Depuis quelques jours, plus exactement depuis la tenue des Assises nationales du tourisme à Agadir, les 9 et 10 décembre courant, où a été annoncée la transformation de la direction de l’investissement et de l’aménagement, dépendant du ministère du tourisme, en Agence d’aménagement et d’ingénierie, la grogne monte dans les milieux professionnels du tourisme. A l’origine de ce mouvement, une confusion causée par des articles de presse, entre autres, qui ont tout simplement attribué à la future agence un rôle dans le pilotage des Plans de développement régionaux touristiques (PDRT). Lequel rôle devait revenir, selon les dispositions de l’accord-cadre signé entre la Fédération nationale du tourisme et le gouvernement, aux Conseils régionaux du tourisme (CRT). Pourtant, le directeur de l’aménagement et de l’investissement, contacté par La Vie éco, affirme et maintient que la future agence aura exactement le même rôle que l’actuelle direction, c’est-à-dire accompagner les CRT dans leurs projets sans empiéter sur leurs prérogatives.

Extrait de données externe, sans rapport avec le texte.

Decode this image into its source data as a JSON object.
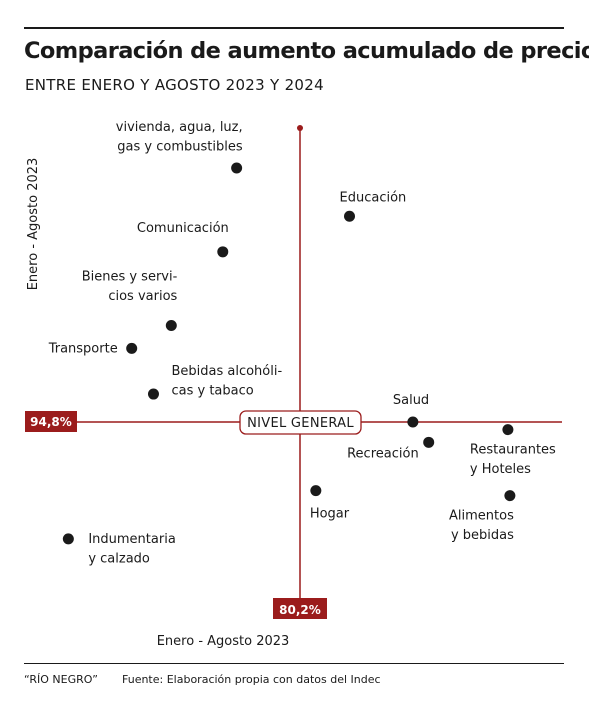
{
  "header": {
    "title": "Comparación de aumento acumulado de precio",
    "subtitle": "ENTRE ENERO Y AGOSTO 2023 Y 2024"
  },
  "footer": {
    "brand": "“RÍO NEGRO”",
    "source": "Fuente: Elaboración propia con datos del Indec"
  },
  "colors": {
    "accent": "#9b1c1c",
    "point": "#1a1a1a",
    "text": "#1a1a1a"
  },
  "chart_data": {
    "type": "scatter",
    "xlabel": "Enero - Agosto 2023",
    "ylabel": "Enero - Agosto 2023",
    "reference": {
      "label": "NIVEL GENERAL",
      "x_label": "80,2%",
      "y_label": "94,8%"
    },
    "points": [
      {
        "name": "vivienda, agua, luz, gas y combustibles",
        "lines": [
          "vivienda, agua, luz,",
          "gas y combustibles"
        ],
        "x": -0.32,
        "y": 1.0
      },
      {
        "name": "Educación",
        "lines": [
          "Educación"
        ],
        "x": 0.25,
        "y": 0.81
      },
      {
        "name": "Comunicación",
        "lines": [
          "Comunicación"
        ],
        "x": -0.39,
        "y": 0.67
      },
      {
        "name": "Bienes y servicios varios",
        "lines": [
          "Bienes y servi-",
          "cios varios"
        ],
        "x": -0.65,
        "y": 0.38
      },
      {
        "name": "Transporte",
        "lines": [
          "Transporte"
        ],
        "x": -0.85,
        "y": 0.29
      },
      {
        "name": "Bebidas alcohólicas y tabaco",
        "lines": [
          "Bebidas alcohóli-",
          "cas y tabaco"
        ],
        "x": -0.74,
        "y": 0.11
      },
      {
        "name": "Salud",
        "lines": [
          "Salud"
        ],
        "x": 0.57,
        "y": 0.0
      },
      {
        "name": "Restaurantes y Hoteles",
        "lines": [
          "Restaurantes",
          "y Hoteles"
        ],
        "x": 1.05,
        "y": -0.03
      },
      {
        "name": "Recreación",
        "lines": [
          "Recreación"
        ],
        "x": 0.65,
        "y": -0.08
      },
      {
        "name": "Hogar",
        "lines": [
          "Hogar"
        ],
        "x": 0.08,
        "y": -0.27
      },
      {
        "name": "Alimentos y bebidas",
        "lines": [
          "Alimentos",
          "y bebidas"
        ],
        "x": 1.06,
        "y": -0.29
      },
      {
        "name": "Indumentaria y calzado",
        "lines": [
          "Indumentaria",
          "y calzado"
        ],
        "x": -1.17,
        "y": -0.46
      }
    ]
  }
}
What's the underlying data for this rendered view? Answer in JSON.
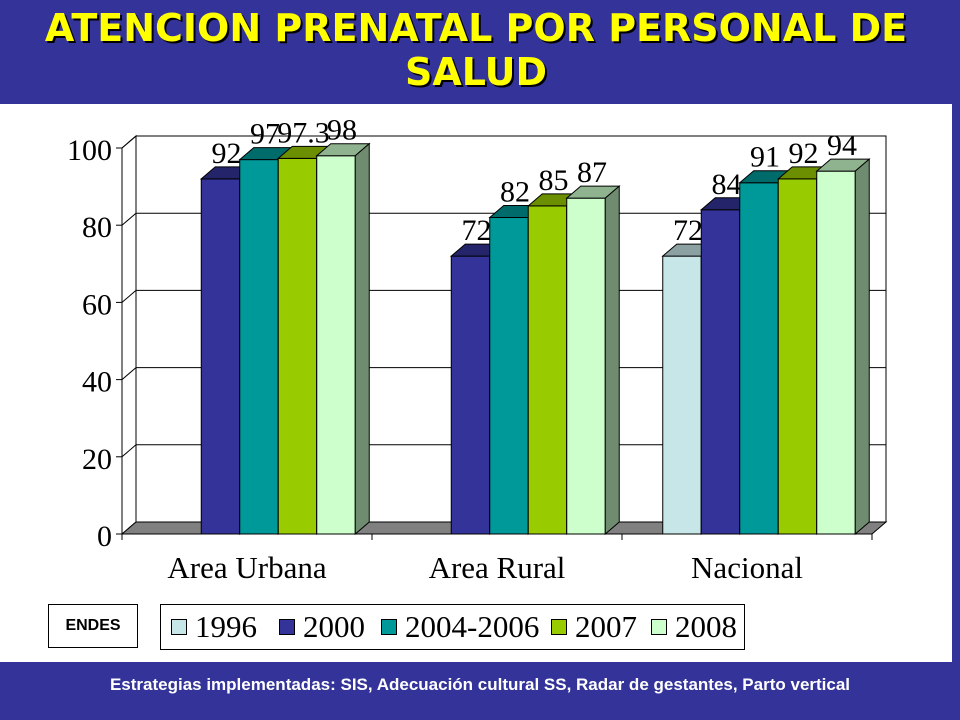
{
  "slide": {
    "title": "ATENCION PRENATAL POR PERSONAL  DE SALUD",
    "source_label": "ENDES",
    "footer": "Estrategias implementadas: SIS, Adecuación cultural  SS, Radar de gestantes, Parto vertical"
  },
  "colors": {
    "background": "#333399",
    "title": "#FFFF00",
    "1996": "#C6E6E8",
    "2000": "#333399",
    "2004-2006": "#009999",
    "2007": "#99CC00",
    "2008": "#CCFFCC"
  },
  "chart_data": {
    "type": "bar",
    "style": "3d-clustered-column",
    "categories": [
      "Area Urbana",
      "Area Rural",
      "Nacional"
    ],
    "series": [
      {
        "name": "1996",
        "values": [
          null,
          null,
          72
        ],
        "labels": [
          "",
          "",
          "72"
        ]
      },
      {
        "name": "2000",
        "values": [
          92,
          72,
          84
        ],
        "labels": [
          "92",
          "72",
          "84"
        ]
      },
      {
        "name": "2004-2006",
        "values": [
          97,
          82,
          91
        ],
        "labels": [
          "97",
          "82",
          "91"
        ]
      },
      {
        "name": "2007",
        "values": [
          97.3,
          85,
          92
        ],
        "labels": [
          "97.3",
          "85",
          "92"
        ]
      },
      {
        "name": "2008",
        "values": [
          98,
          87,
          94
        ],
        "labels": [
          "98",
          "87",
          "94"
        ]
      }
    ],
    "ylim": [
      0,
      100
    ],
    "yticks": [
      "0",
      "20",
      "40",
      "60",
      "80",
      "100"
    ],
    "grid": true,
    "legend": "bottom"
  }
}
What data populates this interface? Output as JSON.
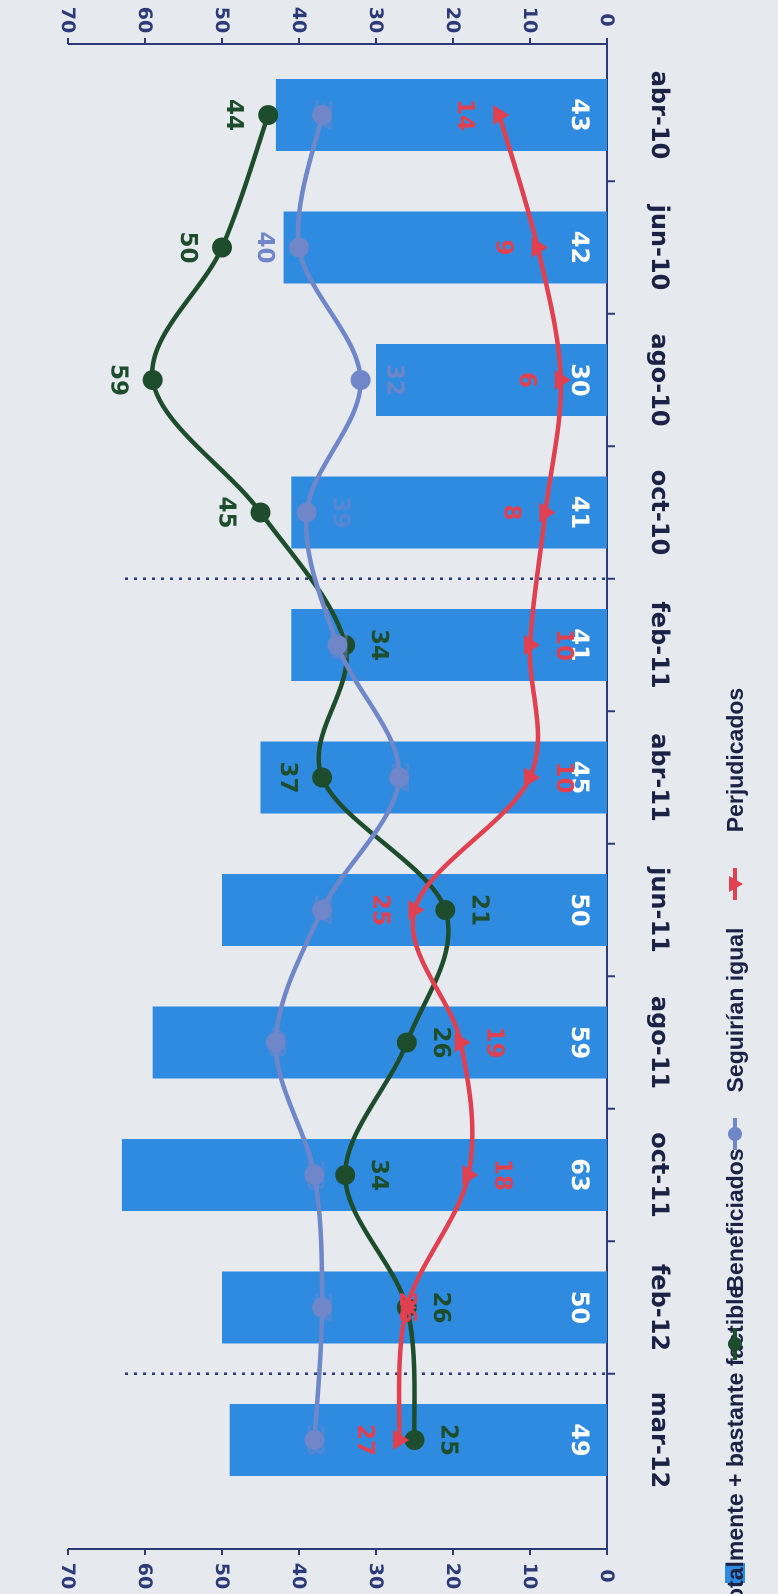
{
  "chart_data": {
    "type": "bar",
    "categories": [
      "abr-10",
      "jun-10",
      "ago-10",
      "oct-10",
      "feb-11",
      "abr-11",
      "jun-11",
      "ago-11",
      "oct-11",
      "feb-12",
      "mar-12"
    ],
    "ylim": [
      0,
      70
    ],
    "y_ticks": [
      0,
      10,
      20,
      30,
      40,
      50,
      60,
      70
    ],
    "orientation": "rotated-90-clockwise",
    "dividers_after_category": [
      "oct-10",
      "feb-12"
    ],
    "series": [
      {
        "name": "Totalmente + bastante factible",
        "kind": "bar",
        "color": "#2f8be0",
        "values": [
          43,
          42,
          30,
          41,
          41,
          45,
          50,
          59,
          63,
          50,
          49
        ]
      },
      {
        "name": "Beneficiados",
        "kind": "line",
        "marker": "circle",
        "color": "#1d4d2c",
        "values": [
          44,
          50,
          59,
          45,
          34,
          37,
          21,
          26,
          34,
          26,
          25
        ]
      },
      {
        "name": "Seguirían igual",
        "kind": "line",
        "marker": "circle",
        "color": "#6f86c8",
        "values": [
          37,
          40,
          32,
          39,
          35,
          27,
          37,
          43,
          38,
          37,
          38
        ]
      },
      {
        "name": "Perjudicados",
        "kind": "line",
        "marker": "triangle",
        "color": "#e0404f",
        "values": [
          14,
          9,
          6,
          8,
          10,
          10,
          25,
          19,
          18,
          26,
          27
        ]
      }
    ],
    "legend": {
      "position": "bottom"
    }
  }
}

Le ministère du tourisme n’a pas vocation à gérer les CRT
Quoi qu’il en soit, et en attendant que l’agence soit créée et ses attributions clairement définies, une telle annonce a été interprétée comme une action «de mise à mort des CRT, lesquels, rappelons-le, sont composés de représentants des professionnels, des élus et des autorités locales, ce qui leur confère un caractère régional s’inscrivant parfaitement dans la politique de décentralisation du pays», estime Saïd Scali, président du CRT d’Agadir. «Il n’appartient pas au ministère du tourisme, ajoute-t-il, de gérer les CRT, ni de les mettre sous la houlette de la Fédération nationale du tourisme ou de ses antennes régionales car, à notre connaissance, la fédération est une organisation patronale dont le rôle est de défendre les intérêts des entreprises du secteur».

Le président du CRT de Marrakech, Abdellatif Kabbaj, partage cet avis. Pour lui, «on veut faire disparaître les CRT et les remplacer par des fédérations régionales plus en phase avec le ministère de tutelle». Or, dit-il, «ce n’est pas le ministère qui finance les CRT». Ces derniers trouvent leur financement au niveau de la région et leur budget de promotion, accordé à la ville de Marrakech, comme aux autres villes d’ailleurs, est géré directement par l’ONMT (Office national marocain du tourisme). En outre, explique Abdellatif Kabbaj, sur les 8 millions de DH comptabilisés pour le budget du CRT, plus de la moitié est allée dans l’organisation des festivals où le CRT n’a rien à voir. En contrepartie, les professionnels ont dépensé pour la promotion de la destination plus de 9 millions de DH, directement ou en services offerts. Quant à la promotion menée par l’office, elle n’est pas non plus du goût de tout le monde, car si l’on croit certains professionnels, les opérations de co-marketing signées avec certains TO européens et leurs compagnies aériennes profitent surtout aux compagnies aériennes. «Les avions seront pleins, mais les hôtels ne le seront pas», note Abdellatif Kabbaj. Selon lui, plus de 50% de ces vols sont des «vols secs», c’est-à-dire dont les voyageurs ne vont pas forcément dans les hôtels.

Aussi, à Agadir et à Marrakech, les professionnels ne semblent pas vraiment chauds pour signer un PDR à l’instar de Casablanca et de Fès. Pour cette dernière destination pourtant, Driss Fassih, président du CRT de la ville, est très satisfait de la tournure que prennent les choses. A la limite pour lui, «c’est une bonne chose que les PDR soient pilotés par le ministère de tutelle. Les CRT, dit-il, n’ont pas vraiment de ressources financières, ni humaines, pour mener cette mission, car ils dépendent de la ville et des élus». Comme quoi les avis au sein même de la profession restent très partagés sur les CRT et le partage des attributions avec le ministère et surtout la future agence. Le débat promet d’être chaud.